Paretsky, a Kansas native who lives in Chicago, was honored at the ceremony held in Topeka with a Distinguished Arts Award. During an approximately 15-minute speech while accepting the award, Paretsky drew upon history and literature – from ancient to modern -- to defend the arts, arguing that not only is “an educated citizenry our best guarantor of continued liberty,” but that music, poetry, stories, and the visual arts have helped countless human beings through the ages “endure the dark night of the soul.”

Paretsky recalled how, in the afternath of 9-11, professional musicians from symphonies throughout the region took turns performing at Ground Zero for the first responders. “No one sifting through rubble for fragments of human bodies wanted to hear someone read an accounts payable list, much less an ideological diatribe,” she pointed out, “They needed music. They needed poetry.”

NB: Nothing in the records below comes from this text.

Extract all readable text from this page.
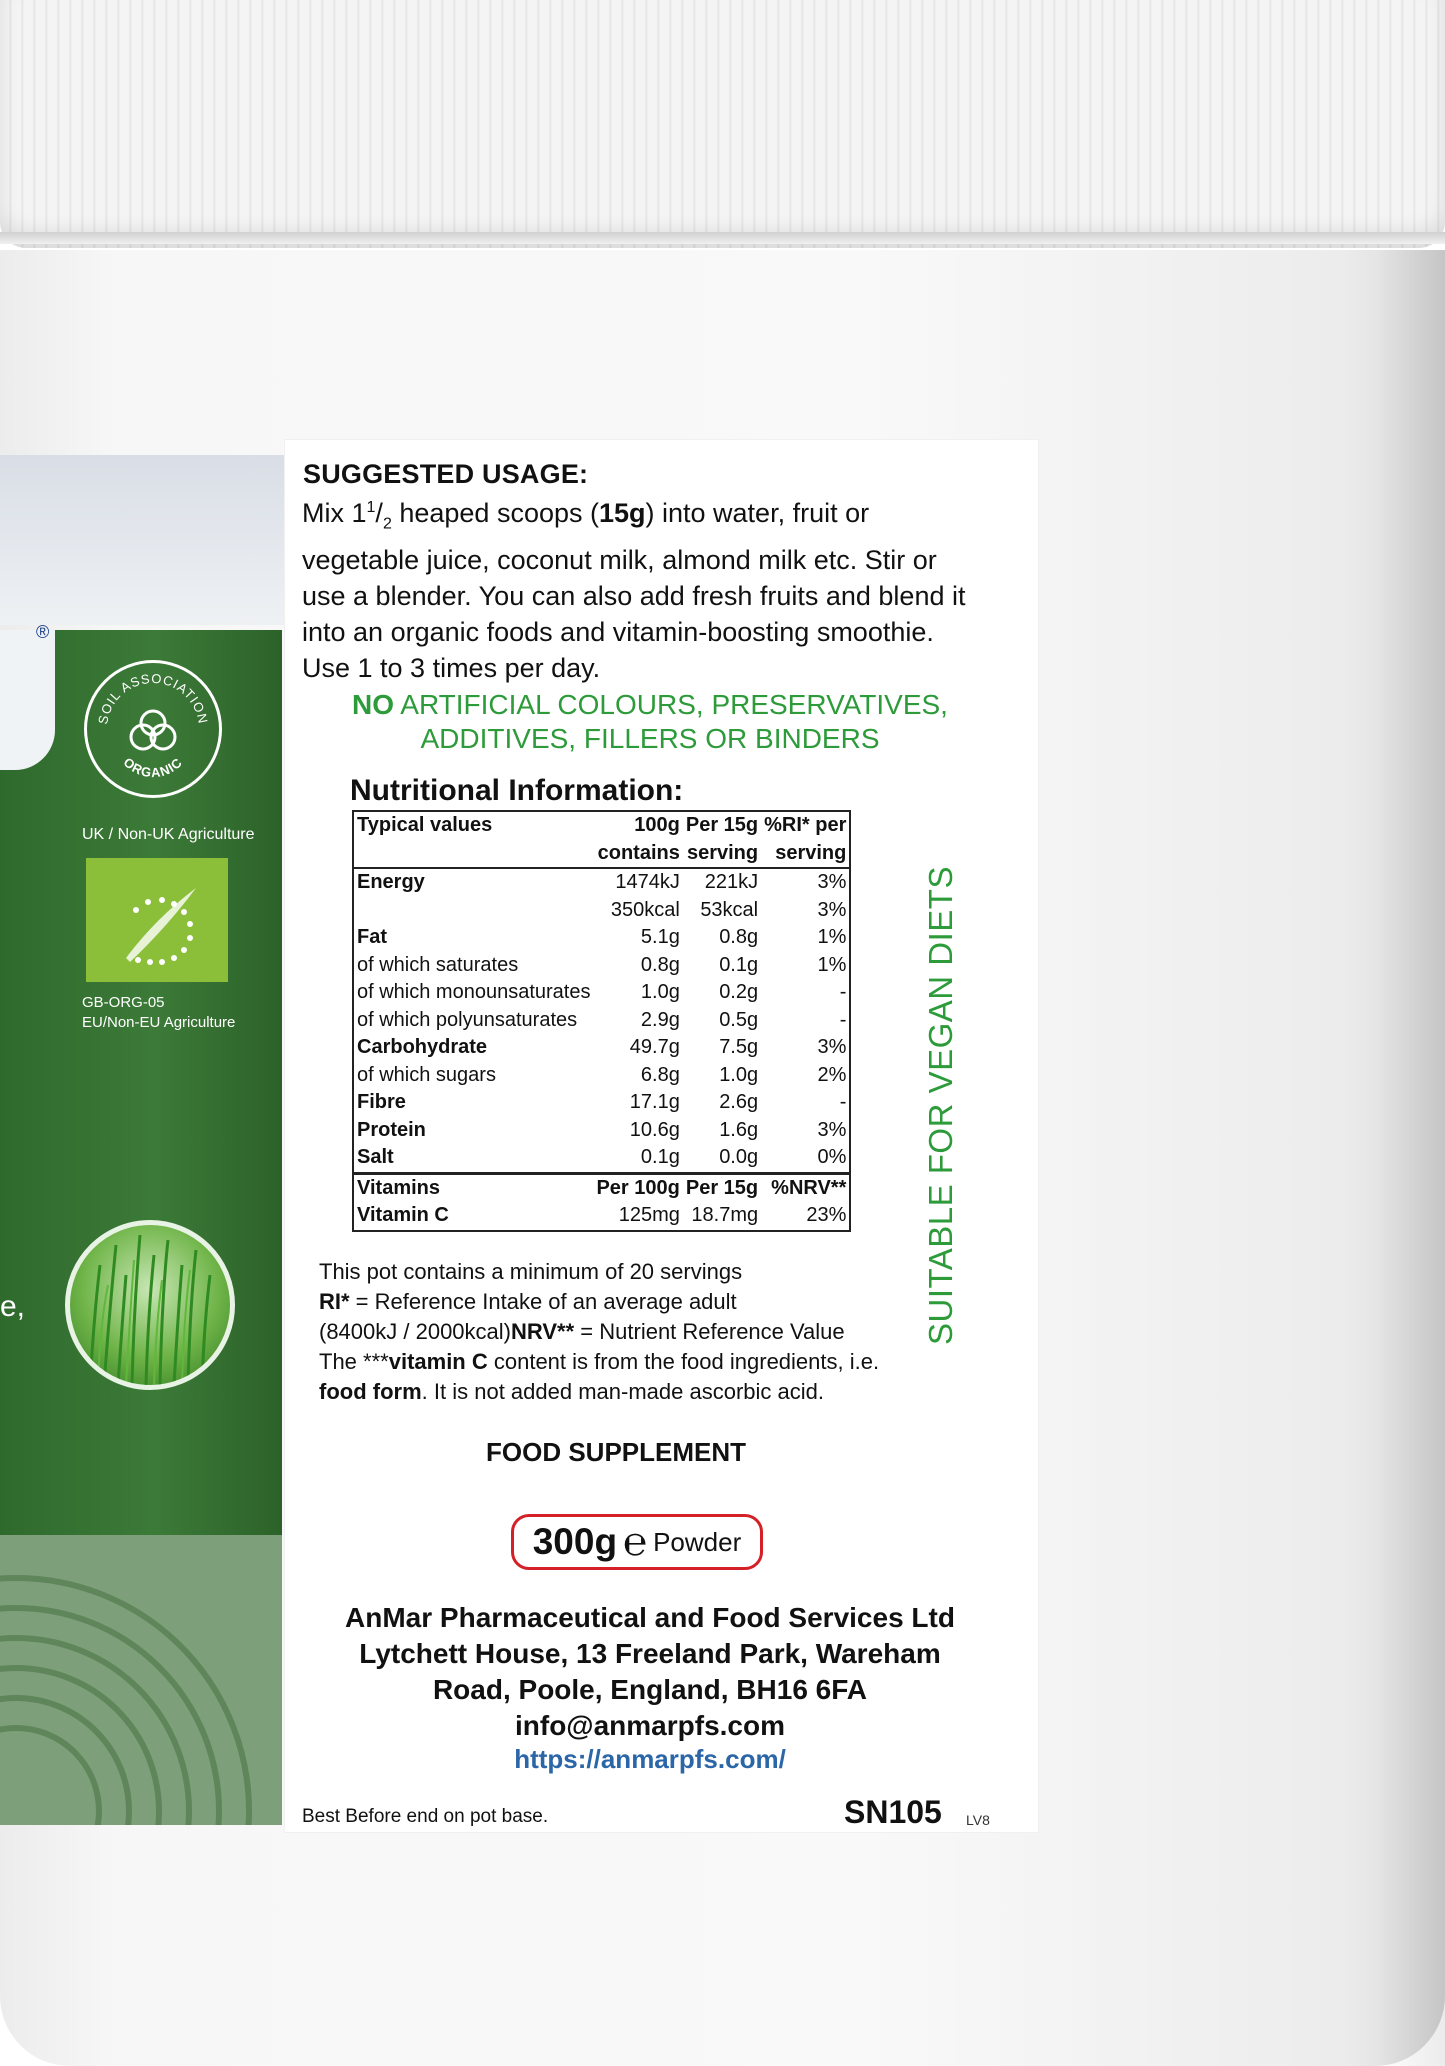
®
SOIL ASSOCIATION
ORGANIC
UK / Non-UK Agriculture
GB-ORG-05
EU/Non-EU Agriculture
e,
SUGGESTED USAGE:
Mix $1^1/_2$ heaped scoops (15g) into water, fruit or vegetable juice, coconut milk, almond milk etc. Stir or use a blender. You can also add fresh fruits and blend it into an organic foods and vitamin-boosting smoothie. Use 1 to 3 times per day.
NO ARTIFICIAL COLOURS, PRESERVATIVES,
ADDITIVES, FILLERS OR BINDERS
Nutritional Information:
Typical values	100g	Per 15g	%RI* per
	contains	serving	serving
Energy	1474kJ	221kJ	3%
	350kcal	53kcal	3%
Fat	5.1g	0.8g	1%
of which saturates	0.8g	0.1g	1%
of which monounsaturates	1.0g	0.2g	-
of which polyunsaturates	2.9g	0.5g	-
Carbohydrate	49.7g	7.5g	3%
of which sugars	6.8g	1.0g	2%
Fibre	17.1g	2.6g	-
Protein	10.6g	1.6g	3%
Salt	0.1g	0.0g	0%
Vitamins	Per 100g	Per 15g	%NRV**
Vitamin C	125mg	18.7mg	23%
This pot contains a minimum of 20 servings
RI* = Reference Intake of an average adult
(8400kJ / 2000kcal)NRV** = Nutrient Reference Value
The ***vitamin C content is from the food ingredients, i.e.
food form. It is not added man-made ascorbic acid.
SUITABLE FOR VEGAN DIETS
FOOD SUPPLEMENT
300g ℮ Powder
AnMar Pharmaceutical and Food Services Ltd
Lytchett House, 13 Freeland Park, Wareham
Road, Poole, England, BH16 6FA
info@anmarpfs.com
https://anmarpfs.com/
Best Before end on pot base.	SN105 LV8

Closer to home for Paretsky, she related how, after an author event at a Chicago library, a group of women told her that her books gave them the “courage to face the hard hand life had dealt them.” These women were all married to steelworkers who’d been out of work for a decade, forcing the wives to work two or three jobs to support their families.

“What do our artists have to say that merits public support?” Paretsky asked. “Only a word that sustains life, that sustains hope.”

Concluding her remarks, Paretsky drew a standing ovation from the audience of 340 attendees when she declared, “What we remember from our recent past, as well as ancient Greece, are not the account books. We don’t know the names of the brothers who controlled Greece’s fuel and precious metal industries. Nor do we know how many billion drachmas they gave to this or that politician or judge. We remember sculptors. We remember Sappho. For in the end it is poetry, that word which is only breath, that endures.”

The Governor’s Arts Awards are sponsored by the Kansas Arts Commission, which will be eliminated, unless the state legislature blocks Brownback’s executive order.